In the pie chart above it shows the party wise vote share. BJP, INC, MGP, IND, AAP, GFP, NCP, GSM, UGP, GSRP, GVP and finally NOTA (None Of The Above). 10,919 people did not cast their vote for a single candidate. Instead, they left their choices open and chose NOTA.
The joy of achievement and agony of loss are yet to be digested by political fronts as well as voters. The fast-emerging trend in the State’s assembly polls has brought up a topic to talk about- NOTA.
In Goa, 1.2 percent of the voters chose NOTA (None of the Above), followed by 1 per cent in Uttarakhand, latest data available with the Election Commission of India showed.
What is NOTA?
You do not like any of the candidates listed. You get to select the NOTA aka None of the Above option on the EVM machine/ ballot paper, which means you vote none of the candidates and yet you practice your right to vote.
There are 40 constituencies in Goa, 70 in Uttarakhand, 60 in Manipur, 117 in Punjab and 403 in Uttar Pradesh.

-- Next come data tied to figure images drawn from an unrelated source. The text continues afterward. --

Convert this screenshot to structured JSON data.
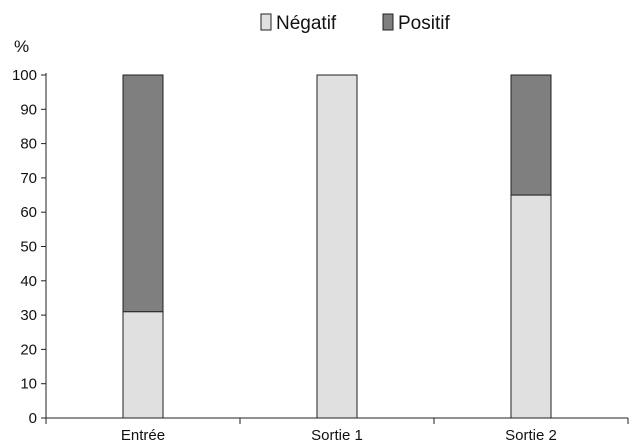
{
  "chart_data": {
    "type": "bar",
    "stacked": true,
    "categories": [
      "Entrée",
      "Sortie 1",
      "Sortie 2"
    ],
    "series": [
      {
        "name": "Négatif",
        "values": [
          31,
          100,
          65
        ],
        "color": "#e0e0e0"
      },
      {
        "name": "Positif",
        "values": [
          69,
          0,
          35
        ],
        "color": "#7f7f7f"
      }
    ],
    "ylabel": "%",
    "ylim": [
      0,
      100
    ],
    "yticks": [
      0,
      10,
      20,
      30,
      40,
      50,
      60,
      70,
      80,
      90,
      100
    ],
    "grid": false,
    "legend_position": "top"
  }
}
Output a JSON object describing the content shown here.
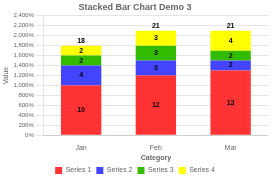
{
  "chart_data": {
    "type": "bar",
    "stacked": true,
    "title": "Stacked Bar Chart Demo 3",
    "xlabel": "Category",
    "ylabel": "Value",
    "categories": [
      "Jan",
      "Feb",
      "Mar"
    ],
    "series": [
      {
        "name": "Series 1",
        "values": [
          10,
          12,
          13
        ],
        "color": "#FF3333"
      },
      {
        "name": "Series 2",
        "values": [
          4,
          3,
          2
        ],
        "color": "#4444FF"
      },
      {
        "name": "Series 3",
        "values": [
          2,
          3,
          2
        ],
        "color": "#33BB00"
      },
      {
        "name": "Series 4",
        "values": [
          2,
          3,
          4
        ],
        "color": "#FFFF00"
      }
    ],
    "totals": [
      18,
      21,
      21
    ],
    "ylim": [
      0,
      24
    ],
    "yticks": [
      {
        "value": 0,
        "label": "0%"
      },
      {
        "value": 2,
        "label": "200%"
      },
      {
        "value": 4,
        "label": "400%"
      },
      {
        "value": 6,
        "label": "600%"
      },
      {
        "value": 8,
        "label": "800%"
      },
      {
        "value": 10,
        "label": "1,000%"
      },
      {
        "value": 12,
        "label": "1,200%"
      },
      {
        "value": 14,
        "label": "1,400%"
      },
      {
        "value": 16,
        "label": "1,600%"
      },
      {
        "value": 18,
        "label": "1,800%"
      },
      {
        "value": 20,
        "label": "2,000%"
      },
      {
        "value": 22,
        "label": "2,200%"
      },
      {
        "value": 24,
        "label": "2,400%"
      }
    ],
    "grid": true,
    "legend": "bottom",
    "data_labels": true
  }
}
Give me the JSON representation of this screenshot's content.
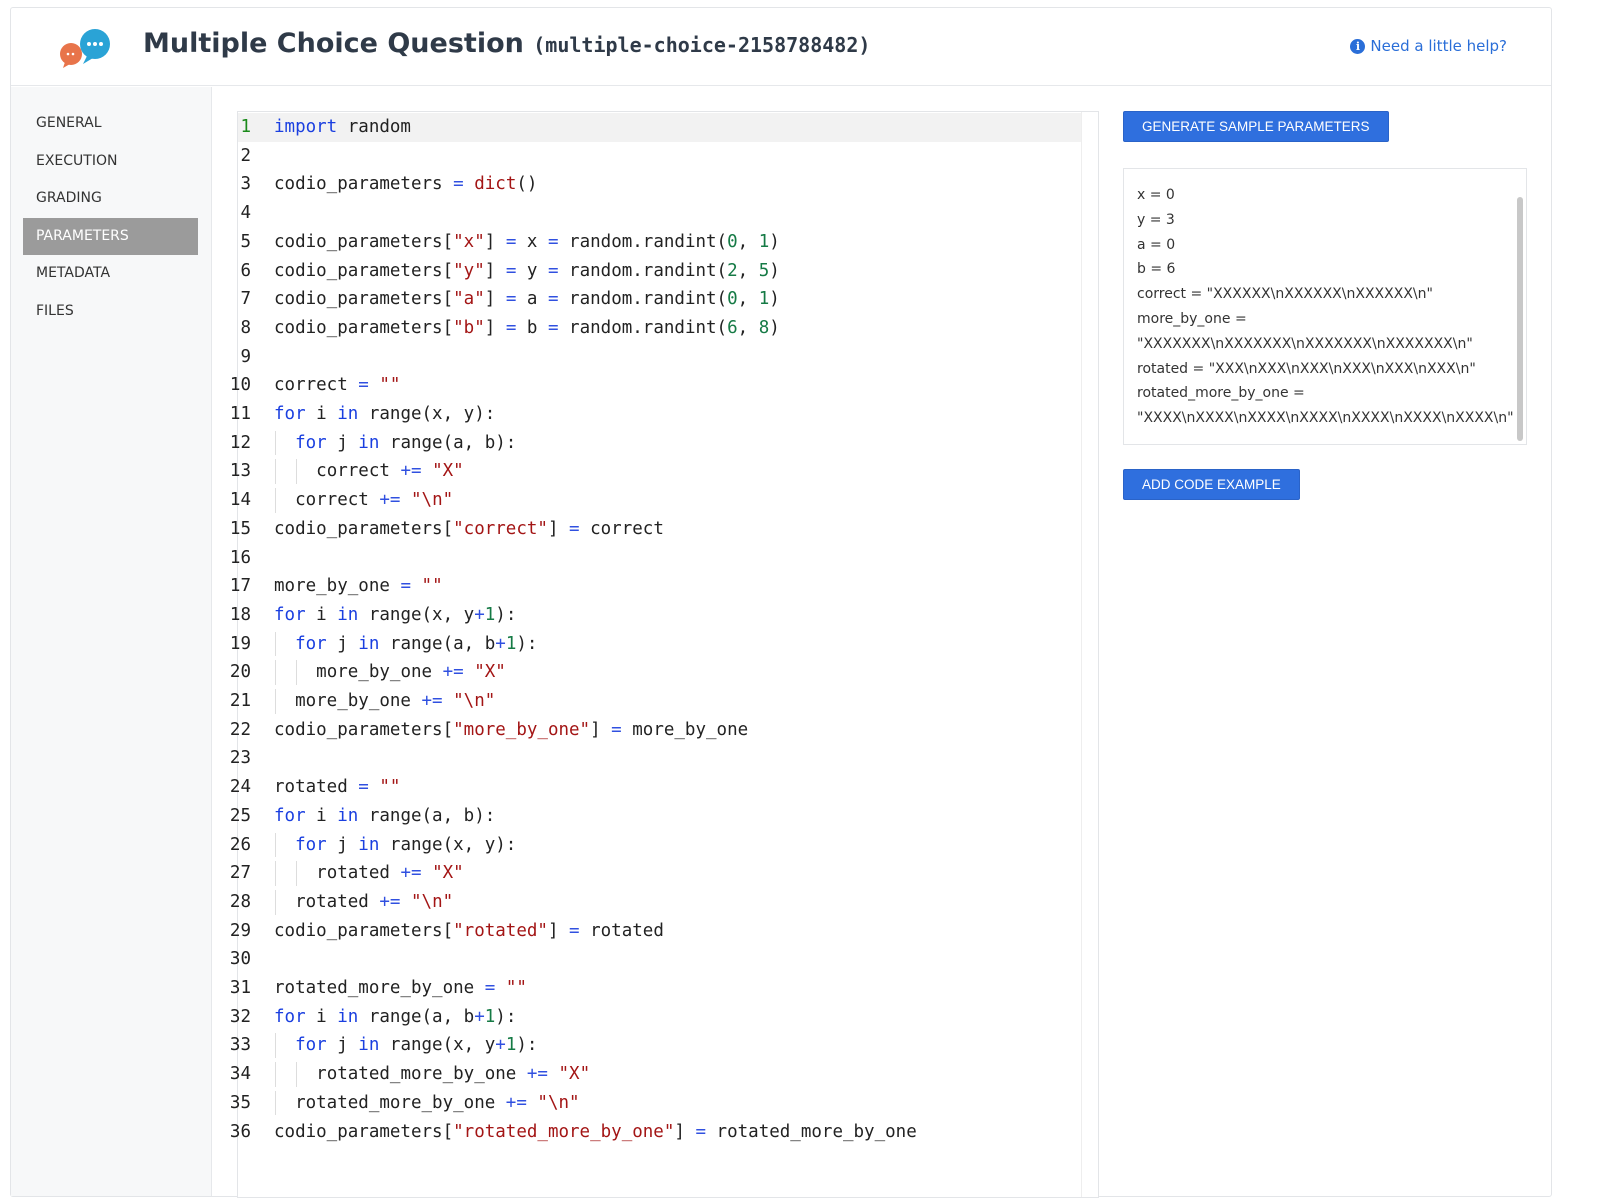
{
  "header": {
    "title": "Multiple Choice Question",
    "slug": "(multiple-choice-2158788482)",
    "help_label": "Need a little help?",
    "help_icon": "info-circle-icon",
    "logo_icon": "chat-bubbles-icon"
  },
  "sidebar": {
    "items": [
      {
        "label": "GENERAL"
      },
      {
        "label": "EXECUTION"
      },
      {
        "label": "GRADING"
      },
      {
        "label": "PARAMETERS",
        "active": true
      },
      {
        "label": "METADATA"
      },
      {
        "label": "FILES"
      }
    ]
  },
  "buttons": {
    "generate": "GENERATE SAMPLE PARAMETERS",
    "add_example": "ADD CODE EXAMPLE"
  },
  "colors": {
    "accent": "#2f6fde",
    "keyword": "#1a3fe0",
    "string": "#a31515",
    "number": "#157a45"
  },
  "params": [
    "x = 0",
    "y = 3",
    "a = 0",
    "b = 6",
    "correct = \"XXXXXX\\nXXXXXX\\nXXXXXX\\n\"",
    "more_by_one =",
    "\"XXXXXXX\\nXXXXXXX\\nXXXXXXX\\nXXXXXXX\\n\"",
    "rotated = \"XXX\\nXXX\\nXXX\\nXXX\\nXXX\\nXXX\\n\"",
    "rotated_more_by_one =",
    "\"XXXX\\nXXXX\\nXXXX\\nXXXX\\nXXXX\\nXXXX\\nXXXX\\n\""
  ],
  "code": [
    {
      "indent": 0,
      "t": [
        [
          "k",
          "import"
        ],
        [
          "p",
          " random"
        ]
      ]
    },
    {
      "indent": 0,
      "t": []
    },
    {
      "indent": 0,
      "t": [
        [
          "p",
          "codio_parameters "
        ],
        [
          "o",
          "="
        ],
        [
          "p",
          " "
        ],
        [
          "s",
          "dict"
        ],
        [
          "p",
          "()"
        ]
      ]
    },
    {
      "indent": 0,
      "t": []
    },
    {
      "indent": 0,
      "t": [
        [
          "p",
          "codio_parameters["
        ],
        [
          "s",
          "\"x\""
        ],
        [
          "p",
          "] "
        ],
        [
          "o",
          "="
        ],
        [
          "p",
          " x "
        ],
        [
          "o",
          "="
        ],
        [
          "p",
          " random.randint("
        ],
        [
          "n",
          "0"
        ],
        [
          "p",
          ", "
        ],
        [
          "n",
          "1"
        ],
        [
          "p",
          ")"
        ]
      ]
    },
    {
      "indent": 0,
      "t": [
        [
          "p",
          "codio_parameters["
        ],
        [
          "s",
          "\"y\""
        ],
        [
          "p",
          "] "
        ],
        [
          "o",
          "="
        ],
        [
          "p",
          " y "
        ],
        [
          "o",
          "="
        ],
        [
          "p",
          " random.randint("
        ],
        [
          "n",
          "2"
        ],
        [
          "p",
          ", "
        ],
        [
          "n",
          "5"
        ],
        [
          "p",
          ")"
        ]
      ]
    },
    {
      "indent": 0,
      "t": [
        [
          "p",
          "codio_parameters["
        ],
        [
          "s",
          "\"a\""
        ],
        [
          "p",
          "] "
        ],
        [
          "o",
          "="
        ],
        [
          "p",
          " a "
        ],
        [
          "o",
          "="
        ],
        [
          "p",
          " random.randint("
        ],
        [
          "n",
          "0"
        ],
        [
          "p",
          ", "
        ],
        [
          "n",
          "1"
        ],
        [
          "p",
          ")"
        ]
      ]
    },
    {
      "indent": 0,
      "t": [
        [
          "p",
          "codio_parameters["
        ],
        [
          "s",
          "\"b\""
        ],
        [
          "p",
          "] "
        ],
        [
          "o",
          "="
        ],
        [
          "p",
          " b "
        ],
        [
          "o",
          "="
        ],
        [
          "p",
          " random.randint("
        ],
        [
          "n",
          "6"
        ],
        [
          "p",
          ", "
        ],
        [
          "n",
          "8"
        ],
        [
          "p",
          ")"
        ]
      ]
    },
    {
      "indent": 0,
      "t": []
    },
    {
      "indent": 0,
      "t": [
        [
          "p",
          "correct "
        ],
        [
          "o",
          "="
        ],
        [
          "p",
          " "
        ],
        [
          "s",
          "\"\""
        ]
      ]
    },
    {
      "indent": 0,
      "t": [
        [
          "k",
          "for"
        ],
        [
          "p",
          " i "
        ],
        [
          "k",
          "in"
        ],
        [
          "p",
          " range(x, y):"
        ]
      ]
    },
    {
      "indent": 1,
      "t": [
        [
          "k",
          "for"
        ],
        [
          "p",
          " j "
        ],
        [
          "k",
          "in"
        ],
        [
          "p",
          " range(a, b):"
        ]
      ]
    },
    {
      "indent": 2,
      "t": [
        [
          "p",
          "correct "
        ],
        [
          "o",
          "+="
        ],
        [
          "p",
          " "
        ],
        [
          "s",
          "\"X\""
        ]
      ]
    },
    {
      "indent": 1,
      "t": [
        [
          "p",
          "correct "
        ],
        [
          "o",
          "+="
        ],
        [
          "p",
          " "
        ],
        [
          "s",
          "\"\\n\""
        ]
      ]
    },
    {
      "indent": 0,
      "t": [
        [
          "p",
          "codio_parameters["
        ],
        [
          "s",
          "\"correct\""
        ],
        [
          "p",
          "] "
        ],
        [
          "o",
          "="
        ],
        [
          "p",
          " correct"
        ]
      ]
    },
    {
      "indent": 0,
      "t": []
    },
    {
      "indent": 0,
      "t": [
        [
          "p",
          "more_by_one "
        ],
        [
          "o",
          "="
        ],
        [
          "p",
          " "
        ],
        [
          "s",
          "\"\""
        ]
      ]
    },
    {
      "indent": 0,
      "t": [
        [
          "k",
          "for"
        ],
        [
          "p",
          " i "
        ],
        [
          "k",
          "in"
        ],
        [
          "p",
          " range(x, y"
        ],
        [
          "o",
          "+"
        ],
        [
          "n",
          "1"
        ],
        [
          "p",
          "):"
        ]
      ]
    },
    {
      "indent": 1,
      "t": [
        [
          "k",
          "for"
        ],
        [
          "p",
          " j "
        ],
        [
          "k",
          "in"
        ],
        [
          "p",
          " range(a, b"
        ],
        [
          "o",
          "+"
        ],
        [
          "n",
          "1"
        ],
        [
          "p",
          "):"
        ]
      ]
    },
    {
      "indent": 2,
      "t": [
        [
          "p",
          "more_by_one "
        ],
        [
          "o",
          "+="
        ],
        [
          "p",
          " "
        ],
        [
          "s",
          "\"X\""
        ]
      ]
    },
    {
      "indent": 1,
      "t": [
        [
          "p",
          "more_by_one "
        ],
        [
          "o",
          "+="
        ],
        [
          "p",
          " "
        ],
        [
          "s",
          "\"\\n\""
        ]
      ]
    },
    {
      "indent": 0,
      "t": [
        [
          "p",
          "codio_parameters["
        ],
        [
          "s",
          "\"more_by_one\""
        ],
        [
          "p",
          "] "
        ],
        [
          "o",
          "="
        ],
        [
          "p",
          " more_by_one"
        ]
      ]
    },
    {
      "indent": 0,
      "t": []
    },
    {
      "indent": 0,
      "t": [
        [
          "p",
          "rotated "
        ],
        [
          "o",
          "="
        ],
        [
          "p",
          " "
        ],
        [
          "s",
          "\"\""
        ]
      ]
    },
    {
      "indent": 0,
      "t": [
        [
          "k",
          "for"
        ],
        [
          "p",
          " i "
        ],
        [
          "k",
          "in"
        ],
        [
          "p",
          " range(a, b):"
        ]
      ]
    },
    {
      "indent": 1,
      "t": [
        [
          "k",
          "for"
        ],
        [
          "p",
          " j "
        ],
        [
          "k",
          "in"
        ],
        [
          "p",
          " range(x, y):"
        ]
      ]
    },
    {
      "indent": 2,
      "t": [
        [
          "p",
          "rotated "
        ],
        [
          "o",
          "+="
        ],
        [
          "p",
          " "
        ],
        [
          "s",
          "\"X\""
        ]
      ]
    },
    {
      "indent": 1,
      "t": [
        [
          "p",
          "rotated "
        ],
        [
          "o",
          "+="
        ],
        [
          "p",
          " "
        ],
        [
          "s",
          "\"\\n\""
        ]
      ]
    },
    {
      "indent": 0,
      "t": [
        [
          "p",
          "codio_parameters["
        ],
        [
          "s",
          "\"rotated\""
        ],
        [
          "p",
          "] "
        ],
        [
          "o",
          "="
        ],
        [
          "p",
          " rotated"
        ]
      ]
    },
    {
      "indent": 0,
      "t": []
    },
    {
      "indent": 0,
      "t": [
        [
          "p",
          "rotated_more_by_one "
        ],
        [
          "o",
          "="
        ],
        [
          "p",
          " "
        ],
        [
          "s",
          "\"\""
        ]
      ]
    },
    {
      "indent": 0,
      "t": [
        [
          "k",
          "for"
        ],
        [
          "p",
          " i "
        ],
        [
          "k",
          "in"
        ],
        [
          "p",
          " range(a, b"
        ],
        [
          "o",
          "+"
        ],
        [
          "n",
          "1"
        ],
        [
          "p",
          "):"
        ]
      ]
    },
    {
      "indent": 1,
      "t": [
        [
          "k",
          "for"
        ],
        [
          "p",
          " j "
        ],
        [
          "k",
          "in"
        ],
        [
          "p",
          " range(x, y"
        ],
        [
          "o",
          "+"
        ],
        [
          "n",
          "1"
        ],
        [
          "p",
          "):"
        ]
      ]
    },
    {
      "indent": 2,
      "t": [
        [
          "p",
          "rotated_more_by_one "
        ],
        [
          "o",
          "+="
        ],
        [
          "p",
          " "
        ],
        [
          "s",
          "\"X\""
        ]
      ]
    },
    {
      "indent": 1,
      "t": [
        [
          "p",
          "rotated_more_by_one "
        ],
        [
          "o",
          "+="
        ],
        [
          "p",
          " "
        ],
        [
          "s",
          "\"\\n\""
        ]
      ]
    },
    {
      "indent": 0,
      "t": [
        [
          "p",
          "codio_parameters["
        ],
        [
          "s",
          "\"rotated_more_by_one\""
        ],
        [
          "p",
          "] "
        ],
        [
          "o",
          "="
        ],
        [
          "p",
          " rotated_more_by_one"
        ]
      ]
    }
  ]
}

India is the 14th country to allow secret negative voting.
Is NOTA a game changer?
Even if most votes have been cast for NOTA option, the candidate with the largest number of votes will be declared winner. Technically, your vote is counted as an invalid vote and does not affect election results.
What if NOTA wins?
If NOTA receives the majority of votes in a particular constituency, then the candidate with the second highest number of votes wins. Simply put, NOTA is incapable of forcing a reelection even if it is the winner.
The Supreme court of India felt that an option like NOTA would force parties to project more honest candidates and in turn increase voter participation.
Before the NOTA option came into existence, people casting negative votes were required to enter their names in a register and cast their vote on a separate paper ballot. The presiding officer would then put a remark in the form and get it signed by the voter. This was done to prevent fraud or misuse of votes.
The EVMs have the NOTA option at the end of the candidates’ list. Earlier, in order to cast a negative ballot, a voter had to inform the presiding officer at the polling booth. A NOTA vote doesn’t require the involvement of the presiding officer.
This provision was, however, deemed unconstitutional by the SC as it did not protect the identity of the voter.
The SC said negative voting would even encourage people who are not satisfied with any of the candidates to turn up to express their opinion and reject all contestants.
The Section 49 (O) stood annulled after the SC cleared the NOTA provision. It gave the poll officials a chance to find out the reason behind the rejection of a candidate through the voter’s remarks in Form 17A. Through NOTA, the officials cannot find out the reason for the rejection. Moreover, it protects the identity of a voter, thus keeping the concept of secret balloting intact.
Leaders of the Bharatiya Janata Party, Narendra Modi, and LK Advani welcomed the NOTA provision. They, however, asked for another ‘electoral reform’. Both leaders said voting should be made mandatory.
“Voters, who without any legitimate justification, have not been exercising the valuable right of franchise the Indian Constitution has conferred on them have, unwittingly thus, been casting a negative vote against all the contesting candidates without intending to do so,” Advani wrote in a blog.
“I hold, therefore, that a negative vote would become really meaningful if it is accompanied also by the introduction of mandatory voting,” he added.
“Negative voting will lead to a systemic change in polls and political parties will be forced to project clean candidates. If the right to vote is a statutory right, then the right to reject a candidate is a fundamental right of speech and expression under the Constitution,” said a bench headed by then Chief Justice of India, P Sathasivam.
The bench also pointed out that the system of negative voting existed in several other countries. Even in Parliament, the MPs have the option to abstain from a vote.